1834: Cyrus Hall McCormick receives a patent for his reaping machine.

1913: Georgia “Tiny” Broadwick becomes the first woman to parachute from an airplane as she jumps over Los Angeles.

1963: Cardinal Giovanni Battista Montini is chosen during a conclave of his fellow cardinals to succeed the late Pope John XXIII; the new pope takes the name Paul VI.

1964: Civil-rights workers Michael H. Schwerner, Andrew Goodman and James E. Chaney are slain in Philadelphia, Miss.; their bodies would be found buried in an earthen dam six weeks later.

1989: A sharply divided Supreme Court rules that burning the American flag as a form of political protest is protected by the First Amendment.

2015: Four days after it welcomed a young stranger who sat for prayer and then reportedly opened fire, killing nine people, the Emanuel African Methodist Episcopal Church has its first worship service with themes of love and healing, plus a note of defiance. (Suspect Dylann Roof faces murder charges.)

VINDICATOR FILES

1991: The Ohio Environmental Board of Review suggests that all parties in the debate over a proposed soil purification incinerator in Lowellville reach an agreement, but opponents say there are no grounds for compromise. They want construction of the plant by Gennaro Paving blocked.

Neighbors of a farm on Pothour-Wheeler Road in Hubbard Township where effluent from home septic tanks is being spread say they are worried about the smell and possible contamination of groundwater. Frank Petrich says there is no danger and that the practice is not only legal, but approved by the Environmental Protection Agency.

Warren’s new police chief, Thomas D. Hutson, says the arrest of 10 men on charges of soliciting after they approached a police undercover officer on High Street is the first step in a crackdown on prostitution in the city.

1976: Some 5,500 people nearly fill the grandstands at the Canfield Fairgrounds at the concluding service of Dr. Leighton Ford’s Youngstown Reachout crusade.

About 115 people, most of them volunteer firefighters, are treated at area hospitals after inhaling fumes from 11,000 bales of hay that became wet while a fire was being fought at a dairy farm near Kinsman. The wet hay, which had been chemically treated, produced a chlorine gas.

Consolidated Natural Gas Supply Corp. and Dravo Corp. announce plans to build a $100 million coal gasification plant in Northeast Ohio.
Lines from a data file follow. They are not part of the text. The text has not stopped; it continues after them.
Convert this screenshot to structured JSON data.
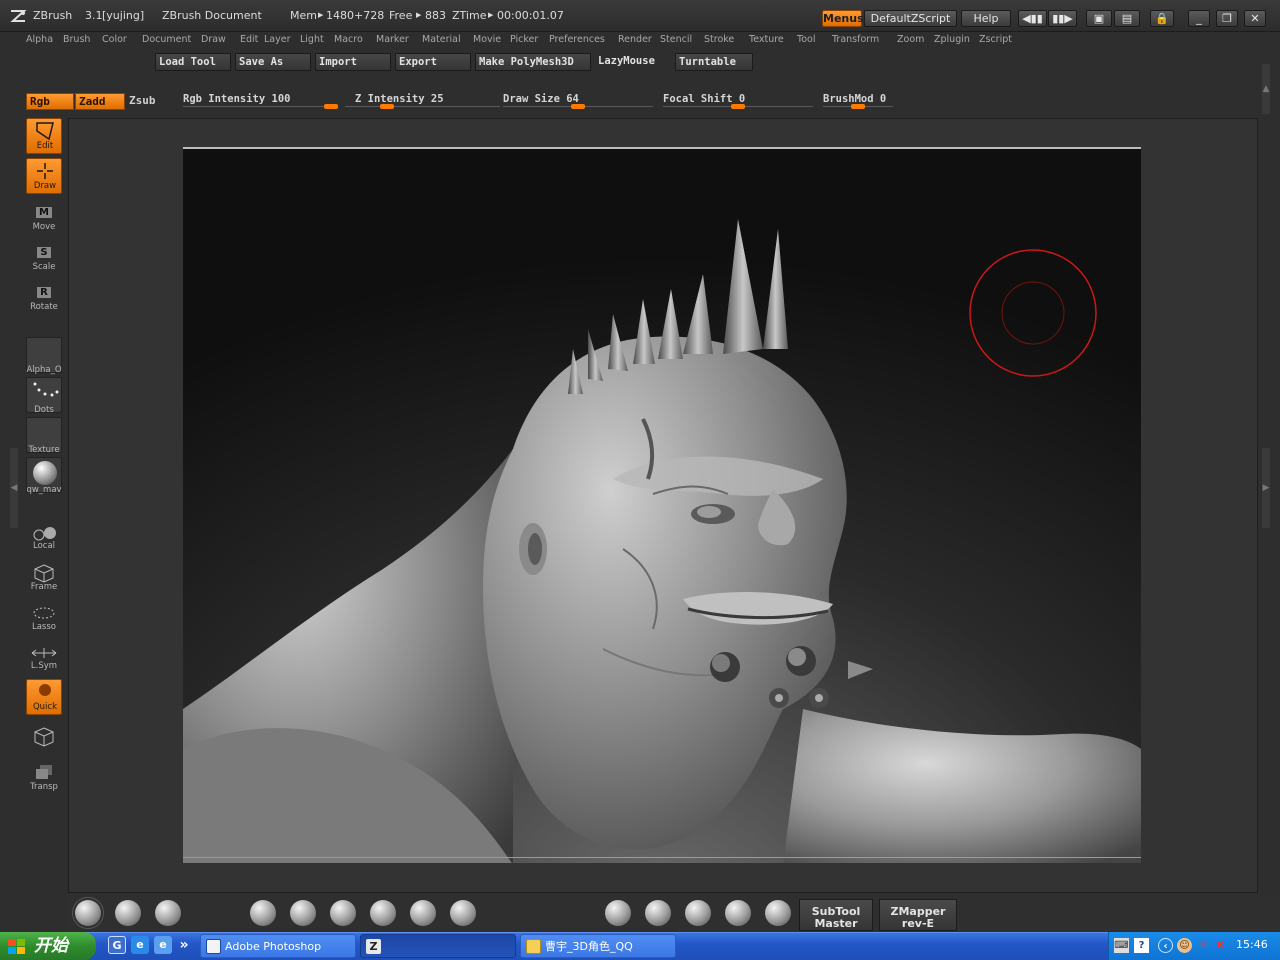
{
  "app": {
    "name": "ZBrush",
    "version": "3.1",
    "user": "[yujing]",
    "document": "ZBrush Document",
    "mem_label": "Mem",
    "mem_value": "1480+728",
    "free_label": "Free",
    "free_value": "883",
    "ztime_label": "ZTime",
    "ztime_value": "00:00:01.07"
  },
  "titlebar_buttons": {
    "menus": "Menus",
    "default_zscript": "DefaultZScript",
    "help": "Help"
  },
  "menus": [
    "Alpha",
    "Brush",
    "Color",
    "Document",
    "Draw",
    "Edit",
    "Layer",
    "Light",
    "Macro",
    "Marker",
    "Material",
    "Movie",
    "Picker",
    "Preferences",
    "Render",
    "Stencil",
    "Stroke",
    "Texture",
    "Tool",
    "Transform",
    "Zoom",
    "Zplugin",
    "Zscript"
  ],
  "file_buttons": [
    "Load Tool",
    "Save As",
    "Import",
    "Export",
    "Make PolyMesh3D",
    "LazyMouse",
    "Turntable"
  ],
  "draw_modes": {
    "rgb": "Rgb",
    "zadd": "Zadd",
    "zsub": "Zsub"
  },
  "sliders": [
    {
      "label": "Rgb Intensity",
      "value": "100",
      "fraction": 1.0
    },
    {
      "label": "Z Intensity",
      "value": "25",
      "fraction": 0.25
    },
    {
      "label": "Draw Size",
      "value": "64",
      "fraction": 0.5
    },
    {
      "label": "Focal Shift",
      "value": "0",
      "fraction": 0.5
    },
    {
      "label": "BrushMod",
      "value": "0",
      "fraction": 0.5
    }
  ],
  "left_shelf": {
    "edit": "Edit",
    "draw": "Draw",
    "move": "Move",
    "move_key": "M",
    "scale": "Scale",
    "scale_key": "S",
    "rotate": "Rotate",
    "rotate_key": "R",
    "alpha": "Alpha_O",
    "dots": "Dots",
    "texture": "Texture",
    "material": "qw_mav",
    "local": "Local",
    "frame": "Frame",
    "lasso": "Lasso",
    "lsym": "L.Sym",
    "quick": "Quick",
    "transp": "Transp"
  },
  "bottom_tray": {
    "subtool_line1": "SubTool",
    "subtool_line2": "Master",
    "zmapper_line1": "ZMapper",
    "zmapper_line2": "rev-E"
  },
  "taskbar": {
    "start": "开始",
    "tasks": [
      {
        "label": "Adobe Photoshop",
        "state": "inactive"
      },
      {
        "label": "",
        "state": "active"
      },
      {
        "label": "曹宇_3D角色_QQ",
        "state": "inactive"
      }
    ],
    "clock": "15:46",
    "chevron": "»"
  },
  "colors": {
    "accent_orange": "#ff8a1a",
    "brush_cursor": "#c81818",
    "taskbar_blue": "#2357c7",
    "start_green": "#2f8c2b"
  }
}
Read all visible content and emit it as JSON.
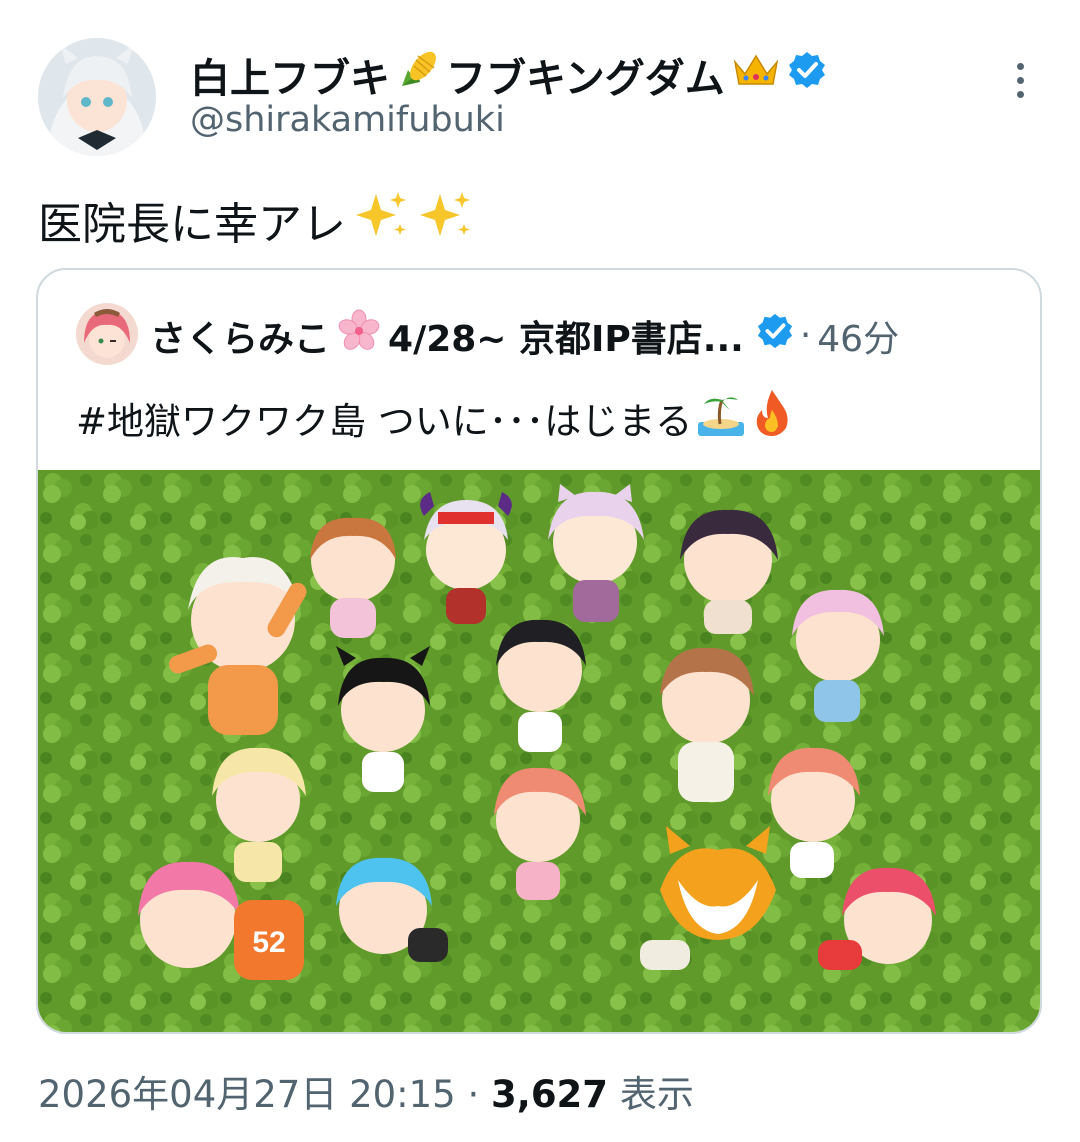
{
  "author": {
    "name": "白上フブキ",
    "name_suffix": "フブキングダム",
    "handle": "@shirakamifubuki"
  },
  "tweet": {
    "text": "医院長に幸アレ"
  },
  "quote": {
    "name": "さくらみこ",
    "name_suffix": "4/28~ 京都IP書店...",
    "separator": "·",
    "time": "46分",
    "text": "#地獄ワクワク島 ついに･･･はじまる"
  },
  "meta": {
    "datetime": "2026年04月27日 20:15",
    "separator": "·",
    "views": "3,627",
    "views_label": "表示"
  },
  "icons": [
    "corn-icon",
    "crown-icon",
    "verified-icon",
    "sparkles-icon",
    "cherry-blossom-icon",
    "island-icon",
    "fire-icon",
    "more-icon"
  ],
  "colors": {
    "verified": "#1d9bf0",
    "secondary_text": "#536471",
    "border": "#cfd9de",
    "grass": "#5f9a2a"
  },
  "jersey_number": "52"
}
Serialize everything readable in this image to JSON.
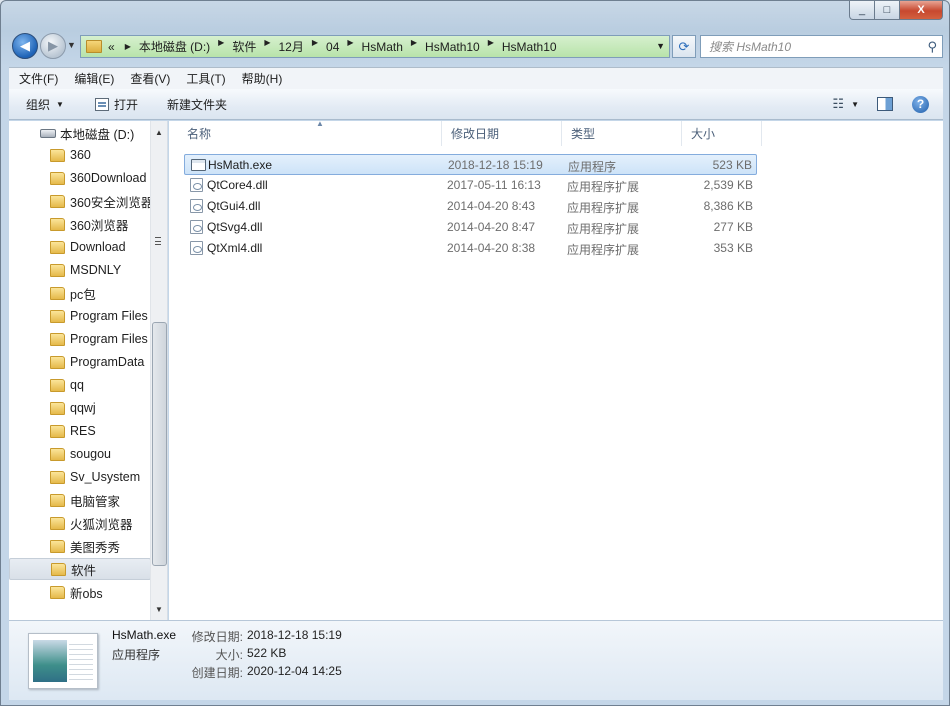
{
  "window": {
    "close_glyph": "X",
    "maximize_glyph": "□",
    "minimize_glyph": "_"
  },
  "nav": {
    "back_glyph": "◀",
    "forward_glyph": "▶",
    "breadcrumb": [
      "本地磁盘 (D:)",
      "软件",
      "12月",
      "04",
      "HsMath",
      "HsMath10",
      "HsMath10"
    ],
    "breadcrumb_more": "«",
    "search_placeholder": "搜索 HsMath10"
  },
  "menu": [
    "文件(F)",
    "编辑(E)",
    "查看(V)",
    "工具(T)",
    "帮助(H)"
  ],
  "toolbar": {
    "organize": "组织",
    "open": "打开",
    "new_folder": "新建文件夹"
  },
  "tree": {
    "drive": "本地磁盘 (D:)",
    "folders": [
      "360",
      "360Download",
      "360安全浏览器",
      "360浏览器",
      "Download",
      "MSDNLY",
      "pc包",
      "Program Files",
      "Program Files",
      "ProgramData",
      "qq",
      "qqwj",
      "RES",
      "sougou",
      "Sv_Usystem",
      "电脑管家",
      "火狐浏览器",
      "美图秀秀",
      "软件",
      "新obs"
    ],
    "selected_folder": "软件"
  },
  "columns": {
    "name": "名称",
    "date": "修改日期",
    "type": "类型",
    "size": "大小"
  },
  "files": [
    {
      "name": "HsMath.exe",
      "date": "2018-12-18 15:19",
      "type": "应用程序",
      "size": "523 KB",
      "icon": "exe-icon",
      "selected": true
    },
    {
      "name": "QtCore4.dll",
      "date": "2017-05-11 16:13",
      "type": "应用程序扩展",
      "size": "2,539 KB",
      "icon": "dll-icon",
      "selected": false
    },
    {
      "name": "QtGui4.dll",
      "date": "2014-04-20 8:43",
      "type": "应用程序扩展",
      "size": "8,386 KB",
      "icon": "dll-icon",
      "selected": false
    },
    {
      "name": "QtSvg4.dll",
      "date": "2014-04-20 8:47",
      "type": "应用程序扩展",
      "size": "277 KB",
      "icon": "dll-icon",
      "selected": false
    },
    {
      "name": "QtXml4.dll",
      "date": "2014-04-20 8:38",
      "type": "应用程序扩展",
      "size": "353 KB",
      "icon": "dll-icon",
      "selected": false
    }
  ],
  "details": {
    "name": "HsMath.exe",
    "type": "应用程序",
    "modified_label": "修改日期:",
    "modified": "2018-12-18 15:19",
    "size_label": "大小:",
    "size": "522 KB",
    "created_label": "创建日期:",
    "created": "2020-12-04 14:25"
  }
}
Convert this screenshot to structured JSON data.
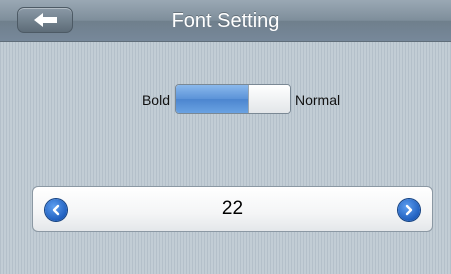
{
  "header": {
    "title": "Font Setting",
    "back_icon": "left-arrow-icon"
  },
  "font_weight": {
    "left_label": "Bold",
    "right_label": "Normal",
    "selected": "Bold",
    "accent_color": "#5b93d8"
  },
  "font_size": {
    "value": "22",
    "prev_icon": "chevron-left-circle-icon",
    "next_icon": "chevron-right-circle-icon"
  }
}
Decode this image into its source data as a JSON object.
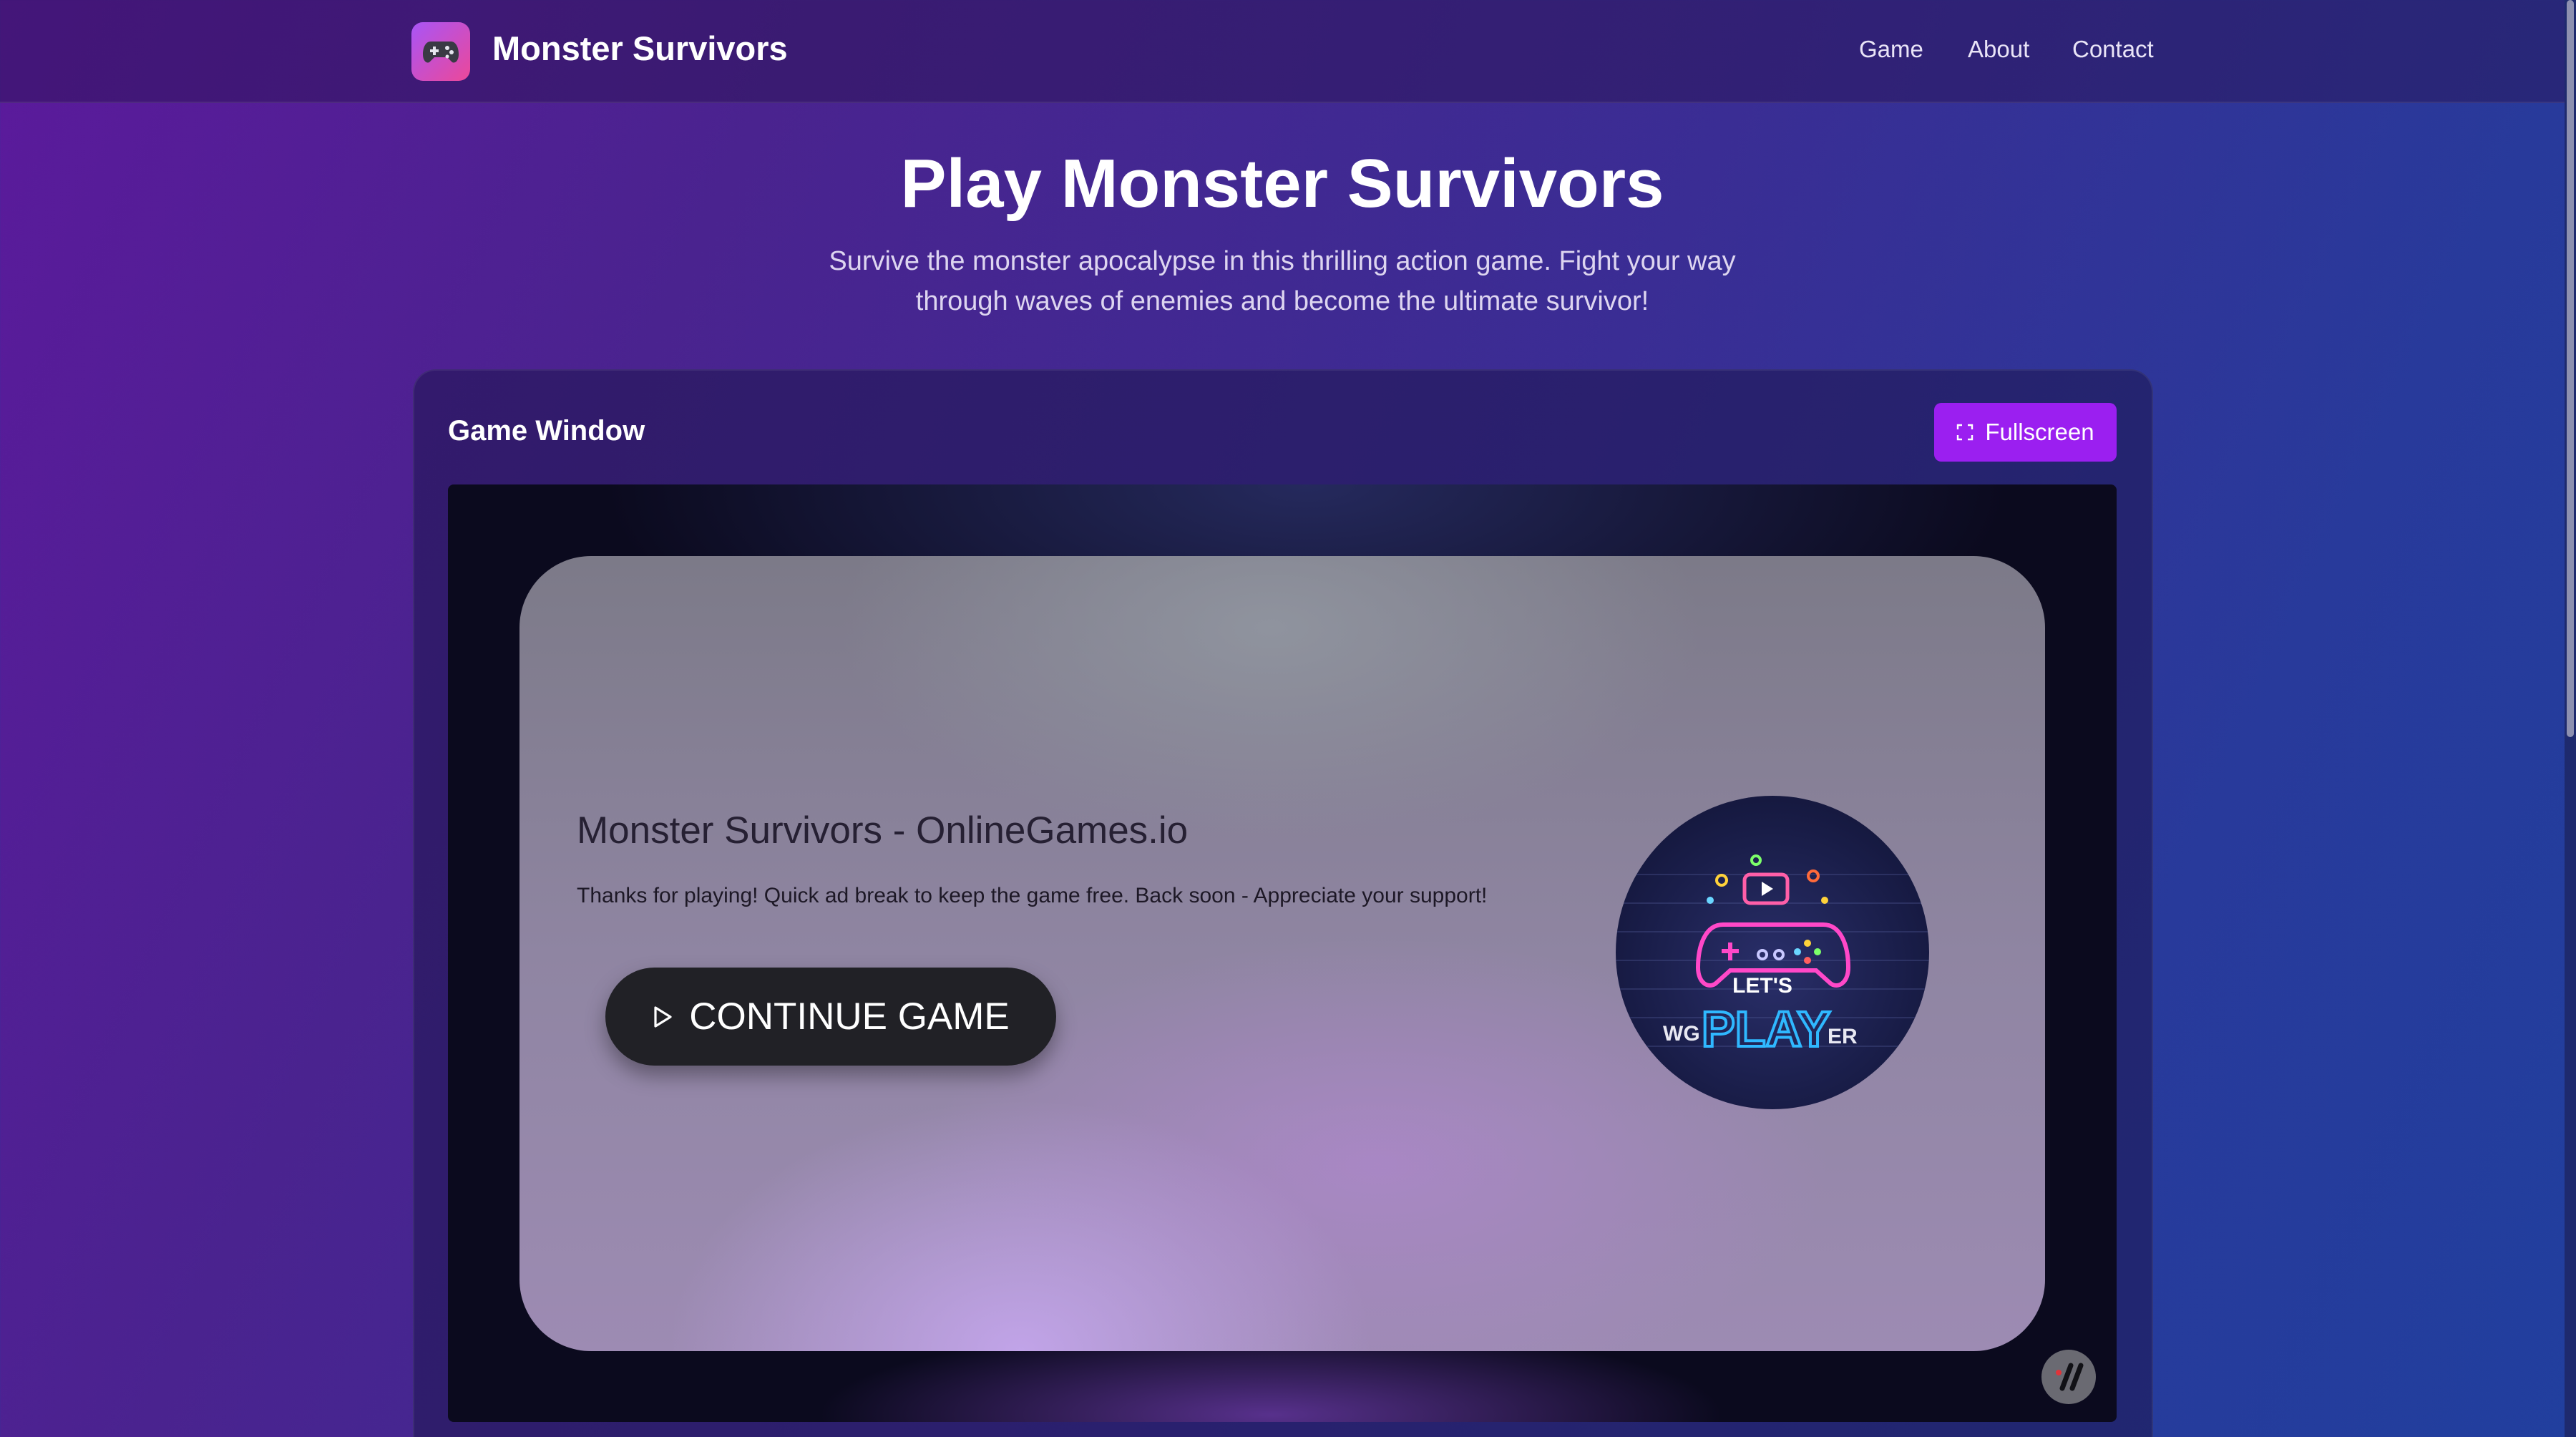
{
  "header": {
    "brand": "Monster Survivors",
    "logo_icon": "gamepad-icon",
    "nav": [
      {
        "label": "Game"
      },
      {
        "label": "About"
      },
      {
        "label": "Contact"
      }
    ]
  },
  "hero": {
    "title": "Play Monster Survivors",
    "subtitle": "Survive the monster apocalypse in this thrilling action game. Fight your way through waves of enemies and become the ultimate survivor!"
  },
  "panel": {
    "title": "Game Window",
    "fullscreen_label": "Fullscreen",
    "fullscreen_icon": "expand-icon"
  },
  "game": {
    "ad_title": "Monster Survivors - OnlineGames.io",
    "ad_text": "Thanks for playing! Quick ad break to keep the game free. Back soon - Appreciate your support!",
    "continue_label": "CONTINUE GAME",
    "continue_icon": "play-icon",
    "badge_icon": "neon-gamepad-badge"
  },
  "colors": {
    "accent": "#9b1ff0",
    "button_dark": "#212126",
    "bg_start": "#5b1a9c",
    "bg_end": "#213f9e"
  }
}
Warren is one of the sites being considered.

1966: The loss is set at $1 million in a fire that swept through six buildings of the Youngstown Foundry and Machine Co. at West Federal and Reserve streets.

The Youngstown NAACP, led by its president, Nathanel Lee, pickets the Youngstown Board of Education, claiming that the board discriminates in its hiring practices and teacher assignments.

1941: Virtually all the homes and other private buildings and vacant lots in the village of McDonald have been sold by the Carnegie-Illinois Steel Corp. to John W. Galbreath, a Columbus real-estate operator. Galbreath plans 250 new homes and a theater.

The U.S. House of Representatives allocates $7 million for construction of the Berlin Dam after a plea by Rep. Michael Kirwan, who said the industrial Mahoning Valley needs a reliable water source.

The Youngstown Police Department gets a portable urinalysis machine that will enable testing of motorists for sobriety.